Microsoft has taken the Azure AD Groups to a next level and introduced the capability of doing the RBAC control for Azure AD Roles as you would do for any other resource access controls. With this feature, you can use AD groups to manage permissions for Azure AD Roles with minimum efforts. You no longer need to assign explicit AD Roles to any employee anymore and then keep a tab on ongoing changes.

Feature In-Depth

Create Group using Azure Portal

As you create a new security group in Azure, you’ll see an option ‘Azure AD roles can be assigned to the group‘ in GUI interface. As you turn this feature to ‘Yes‘, the created group can be used to control Role assignment to group level.

Create Group using Azure PowerShell

This feature can also be enabled using PowerShell or CLI deployment by setting isAssignableToRole to true, if doing programmatic deployments. You however can’t set this property on existing groups.

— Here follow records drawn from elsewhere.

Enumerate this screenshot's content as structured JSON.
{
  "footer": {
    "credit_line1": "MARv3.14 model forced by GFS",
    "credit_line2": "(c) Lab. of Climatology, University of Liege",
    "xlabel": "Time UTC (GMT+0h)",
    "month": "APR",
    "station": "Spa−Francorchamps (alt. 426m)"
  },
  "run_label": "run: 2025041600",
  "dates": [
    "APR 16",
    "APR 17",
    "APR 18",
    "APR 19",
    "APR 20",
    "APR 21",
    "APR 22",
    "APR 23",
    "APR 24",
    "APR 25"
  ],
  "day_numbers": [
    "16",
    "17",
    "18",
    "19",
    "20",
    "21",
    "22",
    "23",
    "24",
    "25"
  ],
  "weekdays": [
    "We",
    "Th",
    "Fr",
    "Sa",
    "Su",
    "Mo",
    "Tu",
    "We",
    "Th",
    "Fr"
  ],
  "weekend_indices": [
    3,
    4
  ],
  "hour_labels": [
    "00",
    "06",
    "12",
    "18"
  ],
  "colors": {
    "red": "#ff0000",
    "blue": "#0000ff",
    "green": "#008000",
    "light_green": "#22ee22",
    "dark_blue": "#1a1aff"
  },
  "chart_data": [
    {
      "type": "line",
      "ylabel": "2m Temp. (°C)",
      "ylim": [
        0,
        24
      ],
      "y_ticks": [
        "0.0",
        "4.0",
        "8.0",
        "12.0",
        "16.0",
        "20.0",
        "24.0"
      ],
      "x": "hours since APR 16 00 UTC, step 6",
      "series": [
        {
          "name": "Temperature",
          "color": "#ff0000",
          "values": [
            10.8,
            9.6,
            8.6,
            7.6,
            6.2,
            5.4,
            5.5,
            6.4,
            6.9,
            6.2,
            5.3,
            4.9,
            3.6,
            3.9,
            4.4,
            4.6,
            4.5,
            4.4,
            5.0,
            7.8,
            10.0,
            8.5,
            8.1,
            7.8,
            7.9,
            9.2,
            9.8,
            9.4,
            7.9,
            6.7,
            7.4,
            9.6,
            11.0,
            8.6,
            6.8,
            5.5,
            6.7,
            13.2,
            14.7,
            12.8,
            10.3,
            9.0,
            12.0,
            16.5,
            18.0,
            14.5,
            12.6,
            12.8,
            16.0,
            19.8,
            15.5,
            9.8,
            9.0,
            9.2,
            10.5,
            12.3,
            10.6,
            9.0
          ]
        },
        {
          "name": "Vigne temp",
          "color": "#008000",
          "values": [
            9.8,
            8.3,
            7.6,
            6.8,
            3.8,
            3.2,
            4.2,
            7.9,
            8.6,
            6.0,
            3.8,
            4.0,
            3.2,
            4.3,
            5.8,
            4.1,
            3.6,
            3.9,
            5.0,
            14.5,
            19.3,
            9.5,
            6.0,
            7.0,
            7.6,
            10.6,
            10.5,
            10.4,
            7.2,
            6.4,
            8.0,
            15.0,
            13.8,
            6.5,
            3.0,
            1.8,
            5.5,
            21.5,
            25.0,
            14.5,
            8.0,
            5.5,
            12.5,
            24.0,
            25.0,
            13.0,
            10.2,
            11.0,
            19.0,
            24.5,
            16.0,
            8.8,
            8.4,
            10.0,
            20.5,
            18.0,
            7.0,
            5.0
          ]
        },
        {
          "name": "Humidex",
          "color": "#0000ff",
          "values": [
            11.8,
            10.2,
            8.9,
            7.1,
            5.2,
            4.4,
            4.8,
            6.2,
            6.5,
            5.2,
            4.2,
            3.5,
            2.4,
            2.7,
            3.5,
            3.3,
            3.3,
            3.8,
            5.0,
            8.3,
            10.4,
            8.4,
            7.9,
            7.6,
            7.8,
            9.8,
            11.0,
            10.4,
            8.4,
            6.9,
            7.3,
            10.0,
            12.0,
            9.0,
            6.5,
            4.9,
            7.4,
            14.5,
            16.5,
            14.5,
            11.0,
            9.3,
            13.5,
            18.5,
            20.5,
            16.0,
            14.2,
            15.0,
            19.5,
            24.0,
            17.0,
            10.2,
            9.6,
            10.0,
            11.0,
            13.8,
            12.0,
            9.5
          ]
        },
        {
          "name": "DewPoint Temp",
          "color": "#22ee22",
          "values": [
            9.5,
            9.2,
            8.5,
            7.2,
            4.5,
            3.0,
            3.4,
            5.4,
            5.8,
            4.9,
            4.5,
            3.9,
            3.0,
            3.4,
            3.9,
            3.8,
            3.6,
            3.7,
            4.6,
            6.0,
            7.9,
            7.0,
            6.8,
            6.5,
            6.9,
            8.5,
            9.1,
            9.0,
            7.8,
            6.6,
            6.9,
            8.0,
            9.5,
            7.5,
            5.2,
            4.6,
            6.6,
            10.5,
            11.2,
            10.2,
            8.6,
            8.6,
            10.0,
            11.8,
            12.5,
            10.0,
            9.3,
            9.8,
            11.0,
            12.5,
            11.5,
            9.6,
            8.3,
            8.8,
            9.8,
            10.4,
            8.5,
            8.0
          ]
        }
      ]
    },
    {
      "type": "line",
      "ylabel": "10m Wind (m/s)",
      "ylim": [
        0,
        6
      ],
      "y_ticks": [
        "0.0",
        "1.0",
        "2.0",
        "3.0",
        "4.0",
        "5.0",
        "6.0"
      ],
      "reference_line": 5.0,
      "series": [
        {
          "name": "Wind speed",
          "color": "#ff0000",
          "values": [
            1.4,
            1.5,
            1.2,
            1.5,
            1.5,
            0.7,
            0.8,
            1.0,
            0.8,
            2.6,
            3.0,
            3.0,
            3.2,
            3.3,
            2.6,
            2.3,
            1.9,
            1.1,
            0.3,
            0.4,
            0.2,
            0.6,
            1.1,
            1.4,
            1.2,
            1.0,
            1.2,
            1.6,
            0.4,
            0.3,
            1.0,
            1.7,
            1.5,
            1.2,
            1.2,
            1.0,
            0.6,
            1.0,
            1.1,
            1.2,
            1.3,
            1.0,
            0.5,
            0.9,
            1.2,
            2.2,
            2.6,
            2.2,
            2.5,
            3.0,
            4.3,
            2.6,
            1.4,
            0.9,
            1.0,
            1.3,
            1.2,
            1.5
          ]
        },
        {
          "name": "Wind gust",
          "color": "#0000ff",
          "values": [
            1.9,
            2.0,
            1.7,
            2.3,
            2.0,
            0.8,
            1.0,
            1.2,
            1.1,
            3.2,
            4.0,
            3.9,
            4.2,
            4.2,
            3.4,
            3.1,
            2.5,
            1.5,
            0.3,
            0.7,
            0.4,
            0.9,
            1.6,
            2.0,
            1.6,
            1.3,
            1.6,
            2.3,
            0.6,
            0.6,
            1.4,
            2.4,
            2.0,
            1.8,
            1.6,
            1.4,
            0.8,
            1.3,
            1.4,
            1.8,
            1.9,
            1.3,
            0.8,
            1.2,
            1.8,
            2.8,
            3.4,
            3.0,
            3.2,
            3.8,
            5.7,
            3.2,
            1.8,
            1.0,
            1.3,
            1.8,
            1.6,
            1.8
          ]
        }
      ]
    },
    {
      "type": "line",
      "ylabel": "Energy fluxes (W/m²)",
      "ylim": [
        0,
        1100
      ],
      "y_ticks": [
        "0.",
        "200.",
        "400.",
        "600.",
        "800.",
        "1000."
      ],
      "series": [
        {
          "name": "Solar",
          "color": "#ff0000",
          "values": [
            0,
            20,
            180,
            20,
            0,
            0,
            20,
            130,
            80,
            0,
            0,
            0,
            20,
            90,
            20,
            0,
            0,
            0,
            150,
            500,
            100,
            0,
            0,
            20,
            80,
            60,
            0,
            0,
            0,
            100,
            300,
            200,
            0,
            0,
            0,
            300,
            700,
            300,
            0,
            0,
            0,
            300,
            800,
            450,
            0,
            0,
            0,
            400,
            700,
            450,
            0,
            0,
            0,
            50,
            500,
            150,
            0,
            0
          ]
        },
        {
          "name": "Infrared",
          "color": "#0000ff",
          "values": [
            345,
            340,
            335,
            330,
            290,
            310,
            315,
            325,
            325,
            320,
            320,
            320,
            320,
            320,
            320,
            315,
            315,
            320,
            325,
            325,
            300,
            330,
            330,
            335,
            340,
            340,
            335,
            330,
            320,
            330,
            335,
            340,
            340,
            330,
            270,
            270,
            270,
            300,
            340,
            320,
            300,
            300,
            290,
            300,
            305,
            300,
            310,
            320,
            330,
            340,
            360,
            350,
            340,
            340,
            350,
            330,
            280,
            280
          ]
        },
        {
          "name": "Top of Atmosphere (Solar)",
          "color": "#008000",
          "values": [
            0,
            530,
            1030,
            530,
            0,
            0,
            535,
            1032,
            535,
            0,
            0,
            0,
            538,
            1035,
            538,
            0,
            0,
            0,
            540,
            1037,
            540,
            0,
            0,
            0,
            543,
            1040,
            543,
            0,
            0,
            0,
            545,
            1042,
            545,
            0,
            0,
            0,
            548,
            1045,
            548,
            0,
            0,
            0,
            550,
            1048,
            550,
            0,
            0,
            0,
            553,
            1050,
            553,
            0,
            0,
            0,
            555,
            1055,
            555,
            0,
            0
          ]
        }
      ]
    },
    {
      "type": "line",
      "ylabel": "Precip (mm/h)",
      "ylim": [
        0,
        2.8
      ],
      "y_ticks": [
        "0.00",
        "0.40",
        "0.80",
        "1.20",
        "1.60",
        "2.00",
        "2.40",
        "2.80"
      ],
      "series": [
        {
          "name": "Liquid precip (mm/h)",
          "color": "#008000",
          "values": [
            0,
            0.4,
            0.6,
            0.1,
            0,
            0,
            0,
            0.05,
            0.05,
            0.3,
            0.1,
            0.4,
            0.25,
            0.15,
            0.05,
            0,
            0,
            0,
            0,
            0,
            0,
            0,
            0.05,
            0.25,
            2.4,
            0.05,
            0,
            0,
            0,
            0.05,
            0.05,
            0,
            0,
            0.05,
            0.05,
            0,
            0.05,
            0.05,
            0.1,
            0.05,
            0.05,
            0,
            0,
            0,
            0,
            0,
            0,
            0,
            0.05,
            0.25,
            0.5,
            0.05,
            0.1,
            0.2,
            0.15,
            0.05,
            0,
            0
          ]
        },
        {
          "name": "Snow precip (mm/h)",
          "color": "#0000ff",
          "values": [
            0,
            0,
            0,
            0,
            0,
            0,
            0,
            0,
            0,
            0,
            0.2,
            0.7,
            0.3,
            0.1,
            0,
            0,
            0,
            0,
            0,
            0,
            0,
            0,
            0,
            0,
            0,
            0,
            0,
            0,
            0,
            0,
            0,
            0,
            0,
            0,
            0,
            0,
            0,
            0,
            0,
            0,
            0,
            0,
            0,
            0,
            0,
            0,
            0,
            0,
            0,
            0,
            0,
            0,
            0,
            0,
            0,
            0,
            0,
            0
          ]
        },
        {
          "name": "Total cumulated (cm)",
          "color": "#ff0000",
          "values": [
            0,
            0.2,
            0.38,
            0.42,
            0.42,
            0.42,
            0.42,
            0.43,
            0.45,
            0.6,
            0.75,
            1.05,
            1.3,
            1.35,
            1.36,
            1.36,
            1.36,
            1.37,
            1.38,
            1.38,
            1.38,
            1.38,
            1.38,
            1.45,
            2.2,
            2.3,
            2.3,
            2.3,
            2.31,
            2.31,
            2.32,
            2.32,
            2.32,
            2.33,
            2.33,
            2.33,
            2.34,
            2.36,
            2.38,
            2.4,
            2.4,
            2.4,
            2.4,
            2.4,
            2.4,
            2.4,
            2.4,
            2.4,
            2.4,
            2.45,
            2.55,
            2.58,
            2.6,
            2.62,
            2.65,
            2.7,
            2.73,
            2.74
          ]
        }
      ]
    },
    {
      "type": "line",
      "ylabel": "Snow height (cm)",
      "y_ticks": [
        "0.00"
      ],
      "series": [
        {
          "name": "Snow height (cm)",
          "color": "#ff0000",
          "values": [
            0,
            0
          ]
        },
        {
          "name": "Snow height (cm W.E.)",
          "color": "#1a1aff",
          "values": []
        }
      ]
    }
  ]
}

Install the Azure AD Preview module to get the up to date modules with new feature using the following command:

Install-Module azureadpreview
Import-Module azureadpreview

As you install the preview module, use the following command to create a new group with role-assignable feature.

$group = New-AzureADMSGroup -DisplayName "GroupName" -Description "Group Description" -MailEnabled $true -SecurityEnabled $true -MailNickName "example" -IsAssignableToRole $true

While assigning the role permission to this newly created group, use the command New-AzureADMSRoleAssignment along with role definition and group ID.

Use the following command to get the desired role that you’d like to manage with this newly created group followed by another command to assign the role permission.

#Get Role Definition
$roleDefinition = Get-AzureADMSRoleDefinition -Filter "displayName eq 'Security Administrator'"

#Create a role assignment
$roleAssignment = New-AzureADMSRoleAssignment -ResourceScope '/' -RoleDefinitionId $roleDefinition.Id -PrincipalId $group.Id

Limitations

With any new feature comes it’s own limitations. Since the feature is still in preview, there are some things to consider before you plan on adaptation.

  • You cannot use the role-assignable groups with your custom AD roles.
  • You cannot use on-premises groups to assign AD role permissions in Hybrid-AD scenario.

There are some ongoing known issue and changes being rolled out as the feature gets adopted more extensively. You can check the known issues at the link below:

 

License

There’s a minimum requirement of Azure AD P1 license to leverage this feature. If you are using Azure PIM, you must have Azure AD P2 to fulfill the license requirements.